Designing pricing that captures the value you deliver
Most B2B pricing is a guess dressed up as a decision. The deal-pricing skill designs pricing strategy from the value the product delivers: it identifies the value metric (the unit that best correlates with customer value, such as seats, API calls, or records managed), designs tier structures that align price with usage patterns, builds the enterprise pricing logic with expansion triggers, and produces the discount governance framework that prevents reps from discounting past the point of profitability. deal-pricing also produces the pricing narrative calibrated for the buyer who will ask about it in procurement. Pricing that cannot be explained coherently to a CFO will always be discounted; pricing with a clear value-metric rationale is easier to defend and easier to expand.
Diagnosing why your deal is actually stalled
When a deal stops moving, most reps send a follow-up email and wait. The deal-close skill diagnoses why the deal is stalled and produces a tailored closing strategy: it reviews the deal history, stakeholder map, stated objections, and competitive situation to identify the specific blocker.

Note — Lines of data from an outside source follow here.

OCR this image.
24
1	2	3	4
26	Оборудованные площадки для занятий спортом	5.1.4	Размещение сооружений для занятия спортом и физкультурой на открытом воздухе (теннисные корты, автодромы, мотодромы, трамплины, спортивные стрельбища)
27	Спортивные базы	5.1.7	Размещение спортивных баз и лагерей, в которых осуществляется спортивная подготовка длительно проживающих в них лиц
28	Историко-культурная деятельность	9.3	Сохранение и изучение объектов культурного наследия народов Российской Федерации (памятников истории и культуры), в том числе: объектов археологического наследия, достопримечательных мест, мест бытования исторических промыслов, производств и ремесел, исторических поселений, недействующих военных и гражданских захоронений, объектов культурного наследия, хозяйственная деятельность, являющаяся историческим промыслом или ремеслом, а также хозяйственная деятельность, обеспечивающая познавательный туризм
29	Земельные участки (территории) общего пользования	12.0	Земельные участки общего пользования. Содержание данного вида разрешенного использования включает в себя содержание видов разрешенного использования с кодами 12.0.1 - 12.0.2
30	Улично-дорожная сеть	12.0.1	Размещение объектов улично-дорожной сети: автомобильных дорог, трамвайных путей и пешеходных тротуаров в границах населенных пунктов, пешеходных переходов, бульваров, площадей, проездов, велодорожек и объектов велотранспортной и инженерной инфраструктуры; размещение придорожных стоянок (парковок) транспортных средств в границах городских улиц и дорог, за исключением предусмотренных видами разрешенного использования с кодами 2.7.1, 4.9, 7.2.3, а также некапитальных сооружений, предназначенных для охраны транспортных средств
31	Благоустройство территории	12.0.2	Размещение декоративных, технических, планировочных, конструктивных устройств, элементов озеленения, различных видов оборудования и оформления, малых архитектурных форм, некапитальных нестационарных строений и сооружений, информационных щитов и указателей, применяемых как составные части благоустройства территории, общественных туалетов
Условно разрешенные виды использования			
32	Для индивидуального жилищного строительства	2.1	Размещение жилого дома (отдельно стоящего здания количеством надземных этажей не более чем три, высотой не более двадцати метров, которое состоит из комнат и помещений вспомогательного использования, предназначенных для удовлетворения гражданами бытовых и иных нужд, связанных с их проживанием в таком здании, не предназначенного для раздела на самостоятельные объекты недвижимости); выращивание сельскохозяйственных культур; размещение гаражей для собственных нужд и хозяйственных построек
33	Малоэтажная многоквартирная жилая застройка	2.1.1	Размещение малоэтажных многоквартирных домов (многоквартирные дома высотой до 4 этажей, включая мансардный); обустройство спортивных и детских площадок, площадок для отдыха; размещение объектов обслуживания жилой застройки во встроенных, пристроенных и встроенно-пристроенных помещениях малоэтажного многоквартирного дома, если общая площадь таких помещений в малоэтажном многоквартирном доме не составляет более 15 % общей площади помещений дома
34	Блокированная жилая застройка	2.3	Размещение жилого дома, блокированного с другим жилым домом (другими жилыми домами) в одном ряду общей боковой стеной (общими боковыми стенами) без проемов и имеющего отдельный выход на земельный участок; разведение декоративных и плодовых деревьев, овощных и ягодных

Deals stall for a small number of predictable reasons: the champion lacks authority; the economic buyer has not been engaged; procurement has a process the seller has not mapped; or the deal was never real. deal-close names which is true for the specific deal and produces the actions, stakeholder communications, and proposal adjustments that address the actual blocker rather than re-sending the same deck.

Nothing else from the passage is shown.